Segundo o consenso dos analistas citado no vídeo, sim: 12 das 14 casas que cobrem o papel recomendam compra, com potencial de alta em torno de 52%. A queda de 40% em 2026 foi atribuída à alta do ouro (~160% desde 2025), que encareceu a fabricação, e não a uma queda de vendas — a venda na mesma loja subiu quase 10% no período.
Por que a Vulcabras caiu mesmo com receita recorde?
A receita subiu 10% e bateu recorde, mas o lucro caiu 20% por causa da despesa financeira, que quase dobrou. É um problema de estrutura de capital, não de vendas.
Vale a pena investir em Renner (LREN3) com o juro tão alto?
O juro alto é justamente o principal risco citado — ele segura o crédito parcelado, que é o motor de compra de roupa no Brasil. Ainda assim, o lucro do último trimestre foi recorde e a margem foi a maior da história da empresa, o que os analistas cobrindo o papel (11 de 15 recomendando compra) colocam como contrapeso.
Por que a Track&Field (TFCO4) tem tão pouca cobertura?

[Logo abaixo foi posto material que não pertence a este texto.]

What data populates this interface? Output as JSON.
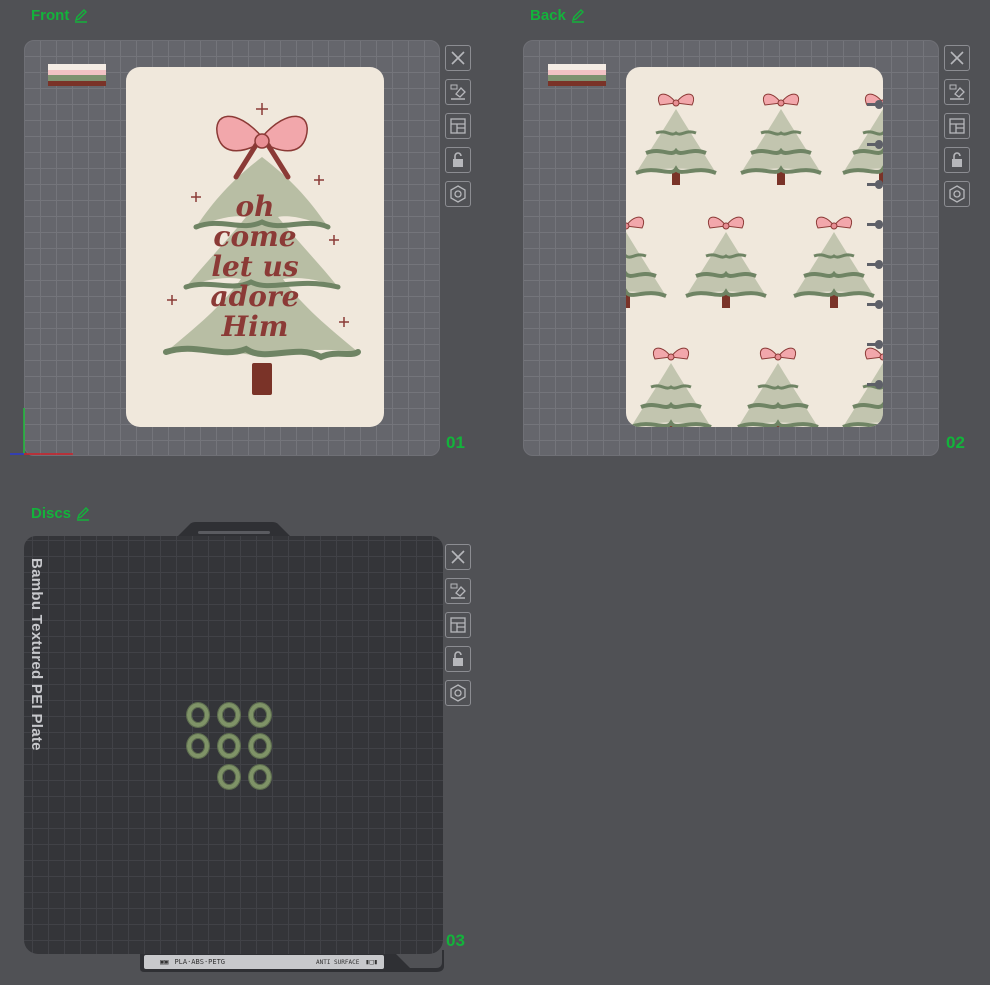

É uma small cap: baixo volume negociado, poucos analistas acompanhando (6 casas), o que faz o preço demorar mais para refletir um resultado bom. É o mesmo motivo que também aumenta o risco de liquidez para quem for comprar ou vender rápido.
Por que a Dasa (DASA3) não entrou na lista de ações baratas?
Porque só bateu uma das duas camadas do filtro. O preço pode até estar descontado em alguns modelos, mas a saúde financeira reprova: dívida acima de R$5 bilhões, lucro do trimestre mais recente de apenas R$9 milhões, e concorrentes diretas se consolidando. Nenhum banco cobrindo o papel recomenda compra hoje.
O que fica desse filtro
Em 2018 a Magazine Luiza também era ação de setor castigado, achada por poucos gestores como tese fora do óbvio — e virou uma das maiores altas da Bolsa nos anos seguintes. A pergunta que fica para Vivara, Vulcabras, Renner e Track&Field é a mesma: qual delas é a próxima Magalu, e qual delas — se alguma — é a próxima Dasa. O filtro não responde isso sozinho. Ele só separa quem tem motivo real para estar barato de quem só parece barato.
Este conteúdo não é recomendação de compra ou venda das ações citadas.